It would have been unnatural if someone other than him reached such a landmark. But then, it was Sachin Tendulkar who became the first cricketer in history to score a double century in the One-Day format of the game. The persons who came closest to reaching the 200 mark were Pakistan’s Saeed Anwar in 1997 and Zimbabwe’s Charles Coventry in 2009, both a stroke away from the magic figure and stopping at 194. So for the man who has scored the highest runs in Test and One-Day cricket, there’s the added beauty of logical consistency that was taken care of in Gwalior on Wednesday.
Tendulkar remains the flagbearer of the increasingly dwindling phenomenon of quantity matching quality. In a world where the highest grossing movie is the one with blue people and not much of a story to tell, where books that sell the most take the curious pride in being the least ‘literary’, Tendulkar’s records are a mere reflection of what he is as a sportsman and a master of his arts. On a day marked by the dreariness of a boring Railway Budget speech and little else, it was his masterful knock that made not only his admirers sit up and watch, but non-cricket enthusiasts realise that a special display by a special human was underway.

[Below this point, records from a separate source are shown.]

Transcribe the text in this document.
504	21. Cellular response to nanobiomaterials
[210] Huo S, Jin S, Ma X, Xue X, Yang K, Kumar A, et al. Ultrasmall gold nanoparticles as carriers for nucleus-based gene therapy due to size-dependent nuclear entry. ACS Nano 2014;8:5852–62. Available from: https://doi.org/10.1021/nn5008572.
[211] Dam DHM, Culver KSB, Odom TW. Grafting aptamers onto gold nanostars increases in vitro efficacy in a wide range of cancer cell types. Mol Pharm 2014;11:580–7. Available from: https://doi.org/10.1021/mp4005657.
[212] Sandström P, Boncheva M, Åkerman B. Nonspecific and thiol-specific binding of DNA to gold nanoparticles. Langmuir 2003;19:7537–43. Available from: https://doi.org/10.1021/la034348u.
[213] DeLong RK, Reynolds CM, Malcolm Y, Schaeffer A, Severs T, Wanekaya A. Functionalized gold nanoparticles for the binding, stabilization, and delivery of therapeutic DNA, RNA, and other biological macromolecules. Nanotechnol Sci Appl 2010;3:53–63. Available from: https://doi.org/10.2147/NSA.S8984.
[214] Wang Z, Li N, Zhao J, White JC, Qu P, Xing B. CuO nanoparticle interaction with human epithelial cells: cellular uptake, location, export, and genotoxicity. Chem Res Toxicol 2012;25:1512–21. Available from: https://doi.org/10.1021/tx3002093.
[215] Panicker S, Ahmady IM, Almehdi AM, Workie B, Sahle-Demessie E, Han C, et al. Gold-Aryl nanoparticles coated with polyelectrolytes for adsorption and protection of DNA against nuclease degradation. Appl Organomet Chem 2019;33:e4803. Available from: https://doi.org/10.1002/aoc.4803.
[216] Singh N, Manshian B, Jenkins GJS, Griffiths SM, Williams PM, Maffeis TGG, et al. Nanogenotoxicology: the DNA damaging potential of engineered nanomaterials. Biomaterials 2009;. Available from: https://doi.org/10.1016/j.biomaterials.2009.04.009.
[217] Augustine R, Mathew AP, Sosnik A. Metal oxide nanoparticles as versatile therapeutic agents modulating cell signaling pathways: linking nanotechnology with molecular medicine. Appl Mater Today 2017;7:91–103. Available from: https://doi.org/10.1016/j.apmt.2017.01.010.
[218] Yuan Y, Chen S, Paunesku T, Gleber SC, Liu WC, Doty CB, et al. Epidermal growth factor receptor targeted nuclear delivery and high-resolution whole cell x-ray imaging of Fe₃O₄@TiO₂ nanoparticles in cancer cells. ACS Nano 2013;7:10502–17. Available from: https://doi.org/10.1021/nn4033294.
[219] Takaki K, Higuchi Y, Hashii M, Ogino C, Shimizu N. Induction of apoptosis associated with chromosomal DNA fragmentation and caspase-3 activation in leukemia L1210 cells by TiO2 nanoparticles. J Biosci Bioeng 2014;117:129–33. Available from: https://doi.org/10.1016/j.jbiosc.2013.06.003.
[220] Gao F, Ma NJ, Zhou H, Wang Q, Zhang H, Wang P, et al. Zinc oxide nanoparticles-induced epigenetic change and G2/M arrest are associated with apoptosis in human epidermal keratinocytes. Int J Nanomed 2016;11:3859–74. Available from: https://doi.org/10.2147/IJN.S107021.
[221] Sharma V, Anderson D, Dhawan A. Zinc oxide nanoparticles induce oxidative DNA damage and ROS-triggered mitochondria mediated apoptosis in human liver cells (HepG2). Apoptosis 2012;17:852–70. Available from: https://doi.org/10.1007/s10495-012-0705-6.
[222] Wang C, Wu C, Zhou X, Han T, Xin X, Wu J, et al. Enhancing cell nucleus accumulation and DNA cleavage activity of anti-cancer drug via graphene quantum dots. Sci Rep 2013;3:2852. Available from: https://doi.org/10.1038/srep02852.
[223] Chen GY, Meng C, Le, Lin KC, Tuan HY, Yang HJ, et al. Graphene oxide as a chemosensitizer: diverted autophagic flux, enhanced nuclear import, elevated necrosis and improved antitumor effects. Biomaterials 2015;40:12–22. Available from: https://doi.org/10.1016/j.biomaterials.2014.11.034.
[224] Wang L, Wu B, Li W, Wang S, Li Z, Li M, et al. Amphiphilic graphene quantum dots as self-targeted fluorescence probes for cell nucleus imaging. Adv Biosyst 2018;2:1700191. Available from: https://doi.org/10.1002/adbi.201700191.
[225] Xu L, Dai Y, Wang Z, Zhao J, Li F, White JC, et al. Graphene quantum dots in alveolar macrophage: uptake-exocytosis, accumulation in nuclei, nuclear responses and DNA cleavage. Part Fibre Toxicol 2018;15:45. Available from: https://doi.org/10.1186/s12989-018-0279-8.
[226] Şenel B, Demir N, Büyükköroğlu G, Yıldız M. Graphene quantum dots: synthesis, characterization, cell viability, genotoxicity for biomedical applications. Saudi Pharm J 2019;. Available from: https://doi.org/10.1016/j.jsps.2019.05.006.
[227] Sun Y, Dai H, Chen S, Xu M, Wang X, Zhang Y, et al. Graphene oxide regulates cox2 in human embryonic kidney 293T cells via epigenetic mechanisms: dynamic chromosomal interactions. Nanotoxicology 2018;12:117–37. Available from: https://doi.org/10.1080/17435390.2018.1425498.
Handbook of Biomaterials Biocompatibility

Which brings to the mind of many people what is left for Tendulkar to achieve on a personal level. This question is as pointless as wondering what Michelangelo did after creating his Pieta or what Einstein did after coming up with the theory of relativity. For people like Tendulkar, it’s gloriously evident that their joys are to be found in the fun of what
they do: playing. The rest, including the pile of records,are just the by-products.